Un viento que agita los mantos y levanta el polvo de los patios.

En el interior del recinto del Templo,

en uno de los muchos patios rodeados de pórticos.

Jesús muy arropado en su manto,

que lo envuelve encima de la túnica de lana gruesa, roja oscura.

Habla a un grupo de gente que está en torno a Él.

Es el único grupo parado.

Porque todos los otros grupos, en torno a éste o a aquel maestro, van y vienen…

Estando en continuo movimiento.

El grupo que se apiña en torno a Jesús,

se abre para dejar pasar a un pelotón de escribas y fariseos,

gesticulantes y más venenosos que nunca.

Lanzan veneno a través de la mirada, a través del color de la cara, por la boca.

¡Que víboras!

Más que conducir, arrastran a una mujer de unos treinta años despeinada,

que lleva desordenados sus vestidos como persona maltratada.

La mujer llora.

La arrojan a los pies de Jesús como si fuera un montón de andrajos

o despojos muertos.

Y ella se queda ahí, acurrucada,

apoyado el rostro en los dos brazos, oculto por éstos;

que le hacen de almohada entre la cara y el suelo.

El que capitanea el grupo de fariseos,

en tono imperioso dice:

–                 Maestro, ésta ha sido sorprendida en flagrante adulterio.

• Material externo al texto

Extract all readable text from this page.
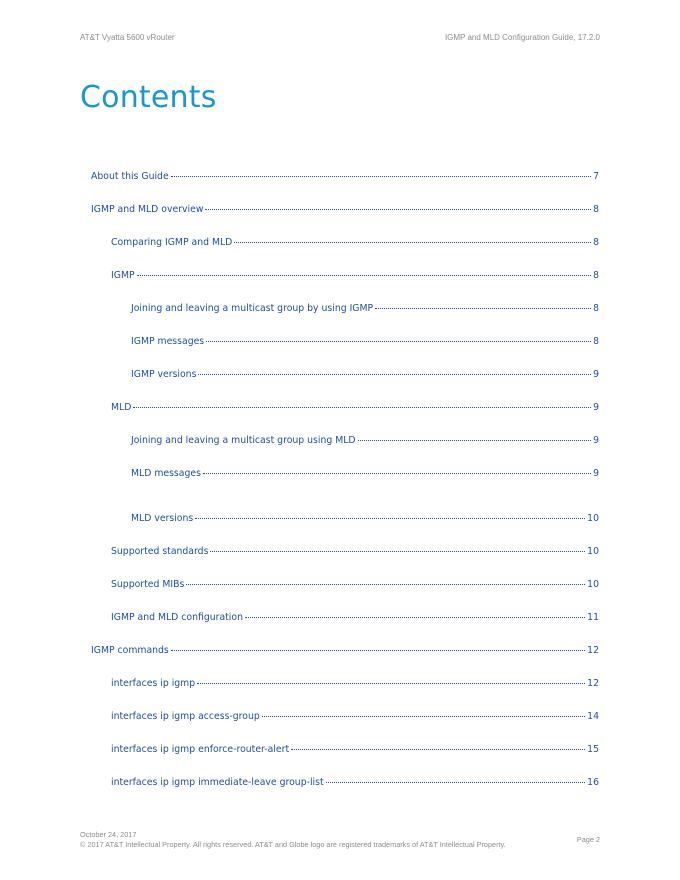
AT&T Vyatta 5600 vRouter	IGMP and MLD Configuration Guide, 17.2.0
Contents
About this Guide	7
IGMP and MLD overview	8
Comparing IGMP and MLD	8
IGMP	8
Joining and leaving a multicast group by using IGMP	8
IGMP messages	8
IGMP versions	9
MLD	9
Joining and leaving a multicast group using MLD	9
MLD messages	9
MLD versions	10
Supported standards	10
Supported MIBs	10
IGMP and MLD configuration	11
IGMP commands	12
interfaces ip igmp	12
interfaces ip igmp access-group	14
interfaces ip igmp enforce-router-alert	15
interfaces ip igmp immediate-leave group-list	16
October 24, 2017
© 2017 AT&T Intellectual Property. All rights reserved. AT&T and Globe logo are registered trademarks of AT&T Intellectual Property.
Page 2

Su marido la amaba y no permitía que nada le faltara.

Ella era reina en su casa.

Y ha traicionado a su marido porque es una pecadora, una viciosa,

una ingrata, una profanadora.

Adúltera es…

Y como tal debe ser lapidada.

Moisés lo dijo.

En su ley manda que las que son como ésta,

sean lapidadas como animales inmundos.

Y son inmundas.

Porque traicionan la fidelidad y al hombre que las ama y las cuida,

porque como tierra nunca saciada siempre están hambrientas de lujuria.

Son peores que las meretrices.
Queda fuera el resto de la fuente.